Come un microcosmo naturale, il corpo umano ha numerosi fiumi che ne dissetano la carne e lo spirito, indicati col nome di meridiani, i quali percorrono in senso verticale il corpo in maniera perfettamente simmetrica. I 12 meridiani principali raggiungono ogni organo (zang fu) del corpo umano, spingendosi con diramazioni sino ai suoi meandri più nascosti: essendo bilaterali e simmetrici, i meridiani si dividono per lato e per tipologia di energia profusa fra sinistra e destra, e Yin e Yang. Il corso dei meridiani segue due vie interconnesse fra loro, ma funzionali ad ambiti distinti: la prima, superficiale, è utilizzata dall’agopuntura che modifica il flusso dell’energia, eliminando eventuali blocchi e restituendole nuovo vigore. La seconda, irraggiungibile per mezzo dell’agopuntura, conduce l’energia vitale agli organi, addentrandosi nelle cavità del corpo. Sui meridiani superficiali, sia principali che secondari, l’agopuntura ha costruito una mappa di punti sensibili, i ting o agopunti, i quali stimolati con l’infissione di aghi sottilissimi, sbloccano il flusso del qi, armonizzandolo e donandogli il bilanciamento naturale.

Agopuntura: guarire con la medicina invisibile

L’uomo, secondo i principi della medicina cinese, è costituito da materia ed energia, la quale per regalare il necessario benessere deve scorre incessante lungo i meridiani.
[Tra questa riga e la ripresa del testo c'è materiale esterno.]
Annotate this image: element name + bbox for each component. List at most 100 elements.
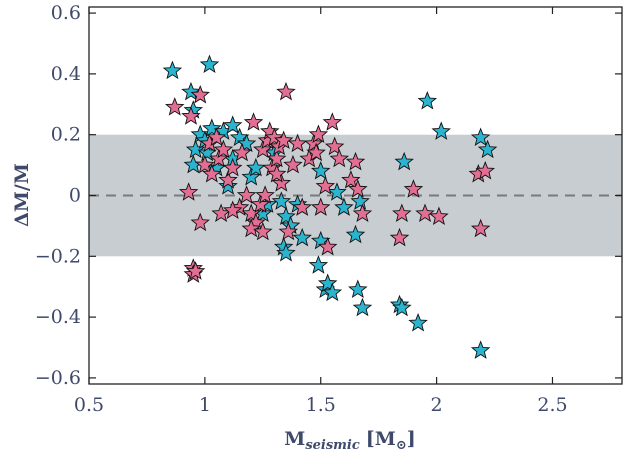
data-point-star (250, 194, 271, 213)
data-point-star (477, 139, 498, 159)
data-point-star (317, 273, 338, 292)
x-tick-label: 2.5 (537, 394, 567, 416)
y-tick-label: −0.6 (35, 367, 81, 389)
data-point-star (162, 60, 183, 80)
data-point-star (202, 163, 222, 183)
x-tick-label: 1.5 (306, 394, 336, 416)
data-point-star (292, 197, 312, 216)
data-point-star (222, 157, 243, 177)
data-point-star (218, 176, 238, 195)
data-point-star (276, 81, 296, 101)
data-point-star (470, 127, 491, 147)
data-point-star (236, 185, 257, 204)
data-point-star (236, 133, 257, 153)
data-point-star (408, 312, 428, 332)
data-point-star (165, 97, 185, 116)
data-point-star (415, 203, 435, 223)
tick-labels: 0.5 1 1.5 2 2.5 −0.6 −0.4 −0.2 0 0.2 0.4 0.6 (35, 2, 568, 416)
data-point-star (287, 133, 308, 153)
data-point-star (315, 176, 336, 195)
data-point-star (190, 84, 210, 104)
x-axis-label-subscript: seismic (305, 438, 360, 450)
data-point-star (232, 142, 252, 162)
data-point-star (352, 297, 373, 317)
data-point-star (470, 218, 491, 238)
data-point-star (345, 224, 366, 244)
data-point-star (190, 212, 210, 232)
y-tick-label: −0.4 (35, 306, 81, 328)
data-point-star (417, 91, 438, 110)
data-point-star (266, 163, 287, 183)
y-axis-label: ΔM/M (11, 163, 33, 227)
data-point-star (292, 227, 312, 247)
data-point-star (348, 279, 368, 299)
data-point-star (178, 182, 199, 201)
data-point-star (243, 112, 264, 131)
data-point-star (241, 218, 261, 238)
plot-frame (88, 6, 623, 385)
data-point-star (308, 255, 329, 274)
data-point-star (470, 340, 491, 359)
data-point-star (218, 170, 238, 189)
data-point-star (181, 106, 201, 125)
y-tick-label: 0.6 (51, 2, 81, 24)
data-point-star (389, 227, 410, 247)
data-point-star (202, 118, 222, 137)
data-point-star (475, 160, 496, 180)
data-point-star (317, 236, 338, 256)
data-point-star (283, 154, 303, 174)
data-point-star (311, 160, 331, 180)
data-point-star (345, 151, 366, 171)
data-point-star (308, 124, 329, 143)
data-point-star (253, 221, 273, 241)
data-point-star (181, 81, 201, 101)
data-point-star (271, 191, 292, 210)
data-point-star (278, 221, 299, 241)
data-point-star (213, 139, 234, 159)
x-tick-label: 2 (431, 394, 443, 416)
data-point-star (334, 197, 354, 216)
data-point-star (195, 154, 215, 174)
data-point-star (276, 243, 296, 262)
data-point-star (329, 148, 350, 168)
data-point-star (431, 121, 451, 140)
data-point-star (206, 127, 227, 147)
y-tick-label: 0.2 (51, 124, 81, 146)
x-tick-label: 1 (199, 394, 211, 416)
data-point-star (266, 148, 287, 168)
sun-symbol: ⊙ (396, 438, 407, 450)
data-point-star (322, 282, 343, 302)
data-point-star (222, 115, 243, 134)
data-point-star (255, 185, 275, 204)
y-tick-label: −0.2 (35, 245, 81, 267)
data-point-star (185, 261, 206, 280)
data-point-star (352, 203, 373, 223)
data-point-star (264, 127, 285, 147)
data-point-star (429, 206, 449, 226)
data-point-star (392, 203, 412, 223)
data-point-star (403, 179, 424, 198)
data-point-star (276, 206, 296, 226)
x-tick-label: 0.5 (74, 394, 104, 416)
data-point-star (392, 297, 412, 317)
data-point-star (327, 182, 347, 201)
data-point-star (246, 157, 266, 177)
data-point-star (304, 133, 324, 153)
data-point-star (322, 112, 343, 131)
data-point-star (341, 170, 361, 189)
data-point-star (241, 167, 261, 186)
x-axis-label: Mseismic [M⊙] (284, 428, 415, 450)
y-tick-label: 0 (69, 185, 81, 207)
data-point-star (394, 151, 414, 171)
data-point-star (271, 173, 292, 192)
y-tick-label: 0.4 (51, 63, 81, 85)
data-point-star (222, 200, 243, 219)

Il fluire energetico non basta di per sé a garantire la salute dell’essere umano: i meridiani Yin e Yang, così come ogni altro elemento che sostiene l’universo, devono essere in armonia. Quando il corpo avverte un malessere, è il segnale che l’energia vitale si è in qualche modo sbilanciata, segnale che se non colto per tempo, sfocia in aperta patologia.

L’agopuntura agisce per mezzo di aghi d’acciaio, dello spessore di pochi millimetri e lunghi diversi centimetri, creati per essere in grado di raggiungere i meridiani. Differente da qualsiasi altro ago, quello utilizzato durante le sedute di agopuntura, possiede un manico in materiale metallico, rivestito da elementi che riconducono alle profondità della terra, come il rame o l’ottone, che generano quella potente sinergia tra interno del corpo e abissi naturali, che riesce a ripristinare il circolo normale del flusso energetico.

Al termine delle sedute di agopuntura, della durata di circa 20 minuti, il paziente avrà subito una sensazione di sollievo che indicherà che lo sbocco sta avvenendo; sottoponendosi nel tempo a questa tecnica di guarigione, ciascuno potrà sentire nuovamente l’energia armonica che scorre piena nel suo corpo, ed i primi segni tangibili saranno la sensazione di piacere, di benessere, di gioia serena, di una psiche conscia che tutto è tornato alla normalità: la guarigione del corpo, a quel punto, sarà solo ad un passo.